Melanie McDonagh Melanie McDonagh

Christianity is not a prop for politics

First the godly, then the godless, then the godly again. The public debate about whether Britain is indeed a Christian country, which the Prime Minister kicked off with his article in the Church Times saying that Britain should be evangelical about its Christianity, took legs when fifty-odd self-important atheists took issue with his remarks in a letter in the Telegraph and now the debate has a new spin after a group of academic philosophers wrote to the same paper (lucky letters editor) to contradict the atheists.

“In important ways Britain remains a Christian country, as the Prime Minister has rightly claimed”, they wrote. “The establishment of the Church of England enshrines Christian humanism as a public orthodoxy, which continues to inform a good many of our laws, institutions and public rituals. This Anglican establishment is liberal, imposing no civil penalties on non-Anglicans, which is why so many non-Anglican Christians and non-Christian believers support it.” The philosophers conclude by calling on the atheists to exercise “liberal tolerance”.

Well, plainly they’re right that British culture is still infused with Christianity. Our morals are not primarily taken, as the atheists suggest, from the pre-Christians (Cicero? Aristotle?) and the post-Christians (Voltaire? Paine? Their good selves?) passing Jesus on the way. The Good Samaritan, the widow’s mite, the notion of being my brother’s keeper powerfully underpins our sensibility to the extent that we never really question it. Our whole conception of human rights as well as more obvious bits of the landscape – churches, Christian names, swear words – are self-evidently Christian, and so, as Dominic Grieve points out, are our laws. It may be an implicit Christianity rather than the religion of the baptised, and far more evident among older people than younger ones (you’ve seen the current RE curriculum?), but it’s still there. (In fact, while we’re at it, Christian humanism, which the philosophers talk about in their letter, is tautologous; all of the original Renaissance humanists were Christian apart from one rather odd individual with a penchant for classical paganism.)

Nick Clegg, an unbeliever who, unlike quite a few participants in the debate actually goes to church, chimed in the argument on the Anglican side, declaring that “one of the great Christian values is tolerance, respect for other people, other nations, other faiths, other views so I think our Christian heritage sits very comfortably alongside our plurality, our tolerance as a people”. Which more or less puts a Lib Dem spin on the creator. Far be it from me to give comfort to the unbelievers but I fear it’s not quite the case. Christianity, for quite a bit of its history after Constantine, did not conspicuously respect other faiths – nor indeed did they respect us. It had a keen sense of its function as a means of salvation; it tended to identify the creeds of the unbelievers as errors to be refuted, not as perfectly decent alternative world views.
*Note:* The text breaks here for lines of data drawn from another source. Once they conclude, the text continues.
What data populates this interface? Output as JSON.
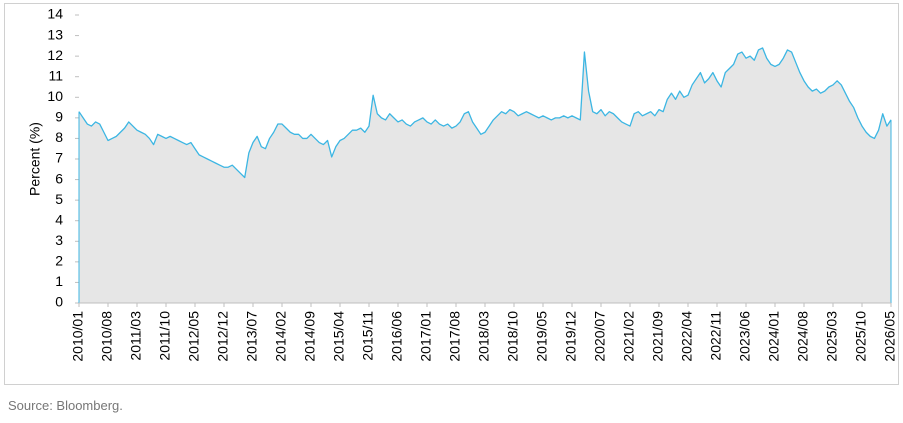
{
  "chart_data": {
    "type": "area",
    "y_label": "Percent (%)",
    "source": "Source: Bloomberg.",
    "color": "#3cb6e3",
    "fill_color": "#e6e6e6",
    "ylim": [
      0,
      14
    ],
    "yticks": [
      0,
      1,
      2,
      3,
      4,
      5,
      6,
      7,
      8,
      9,
      10,
      11,
      12,
      13,
      14
    ],
    "categories": [
      "2010/01",
      null,
      null,
      null,
      null,
      null,
      null,
      "2010/08",
      null,
      null,
      null,
      null,
      null,
      null,
      "2011/03",
      null,
      null,
      null,
      null,
      null,
      null,
      "2011/10",
      null,
      null,
      null,
      null,
      null,
      null,
      "2012/05",
      null,
      null,
      null,
      null,
      null,
      null,
      "2012/12",
      null,
      null,
      null,
      null,
      null,
      null,
      "2013/07",
      null,
      null,
      null,
      null,
      null,
      null,
      "2014/02",
      null,
      null,
      null,
      null,
      null,
      null,
      "2014/09",
      null,
      null,
      null,
      null,
      null,
      null,
      "2015/04",
      null,
      null,
      null,
      null,
      null,
      null,
      "2015/11",
      null,
      null,
      null,
      null,
      null,
      null,
      "2016/06",
      null,
      null,
      null,
      null,
      null,
      null,
      "2017/01",
      null,
      null,
      null,
      null,
      null,
      null,
      "2017/08",
      null,
      null,
      null,
      null,
      null,
      null,
      "2018/03",
      null,
      null,
      null,
      null,
      null,
      null,
      "2018/10",
      null,
      null,
      null,
      null,
      null,
      null,
      "2019/05",
      null,
      null,
      null,
      null,
      null,
      null,
      "2019/12",
      null,
      null,
      null,
      null,
      null,
      null,
      "2020/07",
      null,
      null,
      null,
      null,
      null,
      null,
      "2021/02",
      null,
      null,
      null,
      null,
      null,
      null,
      "2021/09",
      null,
      null,
      null,
      null,
      null,
      null,
      "2022/04",
      null,
      null,
      null,
      null,
      null,
      null,
      "2022/11",
      null,
      null,
      null,
      null,
      null,
      null,
      "2023/06",
      null,
      null,
      null,
      null,
      null,
      null,
      "2024/01",
      null,
      null,
      null,
      null,
      null,
      null,
      "2024/08",
      null,
      null,
      null,
      null,
      null,
      null,
      "2025/03",
      null,
      null,
      null,
      null,
      null,
      null,
      "2025/10",
      null,
      null,
      null,
      null,
      null,
      null,
      "2026/05"
    ],
    "values": [
      9.3,
      9.0,
      8.7,
      8.6,
      8.8,
      8.7,
      8.3,
      7.9,
      8.0,
      8.1,
      8.3,
      8.5,
      8.8,
      8.6,
      8.4,
      8.3,
      8.2,
      8.0,
      7.7,
      8.2,
      8.1,
      8.0,
      8.1,
      8.0,
      7.9,
      7.8,
      7.7,
      7.8,
      7.5,
      7.2,
      7.1,
      7.0,
      6.9,
      6.8,
      6.7,
      6.6,
      6.6,
      6.7,
      6.5,
      6.3,
      6.1,
      7.3,
      7.8,
      8.1,
      7.6,
      7.5,
      8.0,
      8.3,
      8.7,
      8.7,
      8.5,
      8.3,
      8.2,
      8.2,
      8.0,
      8.0,
      8.2,
      8.0,
      7.8,
      7.7,
      7.9,
      7.1,
      7.6,
      7.9,
      8.0,
      8.2,
      8.4,
      8.4,
      8.5,
      8.3,
      8.6,
      10.1,
      9.2,
      9.0,
      8.9,
      9.2,
      9.0,
      8.8,
      8.9,
      8.7,
      8.6,
      8.8,
      8.9,
      9.0,
      8.8,
      8.7,
      8.9,
      8.7,
      8.6,
      8.7,
      8.5,
      8.6,
      8.8,
      9.2,
      9.3,
      8.8,
      8.5,
      8.2,
      8.3,
      8.6,
      8.9,
      9.1,
      9.3,
      9.2,
      9.4,
      9.3,
      9.1,
      9.2,
      9.3,
      9.2,
      9.1,
      9.0,
      9.1,
      9.0,
      8.9,
      9.0,
      9.0,
      9.1,
      9.0,
      9.1,
      9.0,
      8.9,
      12.2,
      10.3,
      9.3,
      9.2,
      9.4,
      9.1,
      9.3,
      9.2,
      9.0,
      8.8,
      8.7,
      8.6,
      9.2,
      9.3,
      9.1,
      9.2,
      9.3,
      9.1,
      9.4,
      9.3,
      9.9,
      10.2,
      9.9,
      10.3,
      10.0,
      10.1,
      10.6,
      10.9,
      11.2,
      10.7,
      10.9,
      11.2,
      10.8,
      10.5,
      11.2,
      11.4,
      11.6,
      12.1,
      12.2,
      11.9,
      12.0,
      11.8,
      12.3,
      12.4,
      11.9,
      11.6,
      11.5,
      11.6,
      11.9,
      12.3,
      12.2,
      11.7,
      11.2,
      10.8,
      10.5,
      10.3,
      10.4,
      10.2,
      10.3,
      10.5,
      10.6,
      10.8,
      10.6,
      10.2,
      9.8,
      9.5,
      9.0,
      8.6,
      8.3,
      8.1,
      8.0,
      8.4,
      9.2,
      8.6,
      8.9
    ]
  }
}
Mind you, I expect Mr Clegg has in mind the Anglican settlement after 1688 when a more gentlemanly take on Christianity obtained. I’ve just been reading Terry Eagleton – perhaps the most impeccably orthodox intellectual in public life just now – discuss the tamed and respectable Christianity that was fashionable from the eighteenth century in his cracking new book, Culture and the Death of God: “The Earl of Shaftesbury put in a plea for what he called ‘complacency, sociableness and good humour in religion’.”

And indeed, in the defenders of Christianity right now, there’s a good deal of wishful thinking about the faith as essentially the bulwark of a decent, hard-working middle class; it isn’t; not really. As Terry Eagleton rightly points out, “the New Testament has little or nothing to say of responsible citizenship. It is not a ‘civilised’ document at all. It shows no enthusiasm for social consensus. Since it holds that such values are imminently to pass away, it is not greatly taken with standards of civic excellence or codes of good conduct. What it adds to common or garden morality is not some supernatural support but the grossly inconvenient news that our forms of life must undergo radical dissolution if they are to be reborn as just and compassionate communities.” It is, in fact, neither a prop for conservatism nor socialism.

Anyway, to return to the original debate, there’s a remedy for those people who feel strongly that Britain is a fundamentally Christian country. Fill those pews. Become active members of a parish, not passionate partisans of the Church of England from outside. If you want to demonstrate the Christianity of British culture, why there’s a church somewhere near you. Go to it.